España le está fallando por completo a buena parte de su sociedad, aquella que vive en la pobreza, cuya situación ahora se encuentra entre las peores de la Unión Europea… Los grandes beneficiados son los ricos y las empresas que, pese a los beneficios, pagan menos impuestos que antes de la recesión.

España debería mirarse de cerca en el espejo. Lo que verá no es lo que desearía la mayoría de los españoles, ni lo que muchos responsables de formular políticas tenían planeado”

 Estas son algunas de las cosas que señalaba el relator, pero esto era antes de la pandemia, un hecho que ha empobrecido, empeorado aún más la vida de aquellos que casi no tenían anda y a los que tenían poco les ha bajado en la escala de la exclusión social.

FACIAM, red de la que forma parte la Obra Social ACJ , apuntaba algunos elementos que han cambiado, y no para mejor, con el #coronavirus

  • El empleo ya no es el elemento más importante para garantizar la protección social y la inclusión. La vivienda ha desplazado al empleo como primer factor excluyente. Los precios del alquiler y la precariedad del mercado laboral, obstaculizan la autonomía y la incorporación social. Tener un empleo no garantiza poder mantener una vida autónoma
  • Según el estudio Análisis y Perspectivas 2020 “Distancia Social y Derecho al Cuidado” publicado en el mes de junio, La COVID-19 ha anulado el efecto de la recuperación económica en España. En solo dos meses hemos vuelto a las cifras del peor momento de la Gran Recesión en el 2013. En el caso de los trabajadores por cuenta ajena y autónomos, la destrucción de empleo alcanza a un 36% de los que estaban trabajando el 1 de marzo, mientras que para aquellos que lo hacían en la economía informal la pérdida de empleo es de un 56,5%.
  • En este contexto que la pandemia ha generado, queremos poner especialmente en valor el acompañamiento a las personas en situación de sin hogar.

¿Si no tienes donde confinarte cómo puedes defenderte del bicho? ¿Si no tienes donde lavarte cómo puedes mantener las medidas higiénicas que te protegen del contagio? ¿Si no tienes para comer como acceder a los útiles necesarios, mascarilla gel para evitar el virus?

Llega la segunda ola, no lo vamos a poder evitar, pero si podemos evitar no aislarnos en nuestros confinamientos, acordarnos de aquellos que la sociedad expulsa, los que no queremos ver, pero están ahí. No podemos paralizarnos. Tenemos que exigir a nuestros políticos medidas sociales integradoras reales, y eficaces. Tenemos que exigirlo. Y mientras tanto apoyar a quienes siguen al pie del cañón, trabajando y luchando por ellos y con ellos.. Este año la campaña de FACIAM incide en este tema: «No tener casa mata. #NadieSinHogar»

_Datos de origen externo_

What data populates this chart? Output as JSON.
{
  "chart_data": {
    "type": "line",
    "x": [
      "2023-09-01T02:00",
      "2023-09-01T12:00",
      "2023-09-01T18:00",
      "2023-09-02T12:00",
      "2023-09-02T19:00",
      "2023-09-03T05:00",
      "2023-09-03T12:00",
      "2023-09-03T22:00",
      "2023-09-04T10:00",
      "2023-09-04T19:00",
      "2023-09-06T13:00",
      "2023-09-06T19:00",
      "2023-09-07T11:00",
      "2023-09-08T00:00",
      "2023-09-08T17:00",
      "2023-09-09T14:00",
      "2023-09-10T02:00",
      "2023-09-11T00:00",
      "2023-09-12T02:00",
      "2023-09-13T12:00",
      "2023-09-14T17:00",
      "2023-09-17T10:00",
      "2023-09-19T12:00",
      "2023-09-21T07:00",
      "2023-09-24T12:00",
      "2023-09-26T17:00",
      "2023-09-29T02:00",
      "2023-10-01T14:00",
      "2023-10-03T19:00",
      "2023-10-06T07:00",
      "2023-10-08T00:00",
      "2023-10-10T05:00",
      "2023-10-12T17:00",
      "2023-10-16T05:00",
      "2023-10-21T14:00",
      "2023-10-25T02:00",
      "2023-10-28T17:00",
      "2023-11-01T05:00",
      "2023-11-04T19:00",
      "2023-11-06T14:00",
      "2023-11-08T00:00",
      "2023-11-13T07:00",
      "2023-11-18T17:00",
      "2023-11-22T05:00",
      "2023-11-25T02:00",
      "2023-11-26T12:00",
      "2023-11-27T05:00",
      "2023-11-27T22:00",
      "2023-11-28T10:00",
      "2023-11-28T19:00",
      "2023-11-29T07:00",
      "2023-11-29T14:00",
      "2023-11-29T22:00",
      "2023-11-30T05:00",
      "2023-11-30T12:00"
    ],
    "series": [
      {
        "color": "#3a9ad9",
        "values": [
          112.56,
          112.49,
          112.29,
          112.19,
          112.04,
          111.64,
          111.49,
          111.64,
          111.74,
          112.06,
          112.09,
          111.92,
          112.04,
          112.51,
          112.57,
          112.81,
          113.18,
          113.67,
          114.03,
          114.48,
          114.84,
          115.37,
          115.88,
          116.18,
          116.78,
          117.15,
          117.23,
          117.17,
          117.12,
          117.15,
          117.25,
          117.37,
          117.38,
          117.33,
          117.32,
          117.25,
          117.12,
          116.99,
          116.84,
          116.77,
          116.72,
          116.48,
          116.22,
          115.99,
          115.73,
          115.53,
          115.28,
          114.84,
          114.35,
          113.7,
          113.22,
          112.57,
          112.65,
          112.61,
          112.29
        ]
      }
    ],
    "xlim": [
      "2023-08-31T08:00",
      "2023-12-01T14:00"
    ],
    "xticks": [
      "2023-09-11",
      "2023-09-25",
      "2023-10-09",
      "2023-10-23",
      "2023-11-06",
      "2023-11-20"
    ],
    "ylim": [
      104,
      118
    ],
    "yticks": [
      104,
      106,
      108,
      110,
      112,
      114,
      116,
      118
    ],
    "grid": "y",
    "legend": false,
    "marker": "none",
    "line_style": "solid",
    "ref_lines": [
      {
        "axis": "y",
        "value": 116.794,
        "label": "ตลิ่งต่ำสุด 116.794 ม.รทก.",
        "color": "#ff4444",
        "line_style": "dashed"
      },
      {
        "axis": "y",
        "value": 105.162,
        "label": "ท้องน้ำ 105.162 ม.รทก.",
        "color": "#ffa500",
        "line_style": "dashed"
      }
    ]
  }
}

Vamos a mirarnos al espejo, sólo si somos capaces de vernos como realmente somos, como realmente estamos, podremos mejorar nuestra imagen y trabajar por lo que queremos ser y como queremos estar: nosotros individualmente y como sociedad. Todo un reto

Charo Mármol
Comunicadora, empecinada, utópica, feminista,
creyente en Jesús de Nazaret y seguidora de su
mensaje liberador para todas las personas.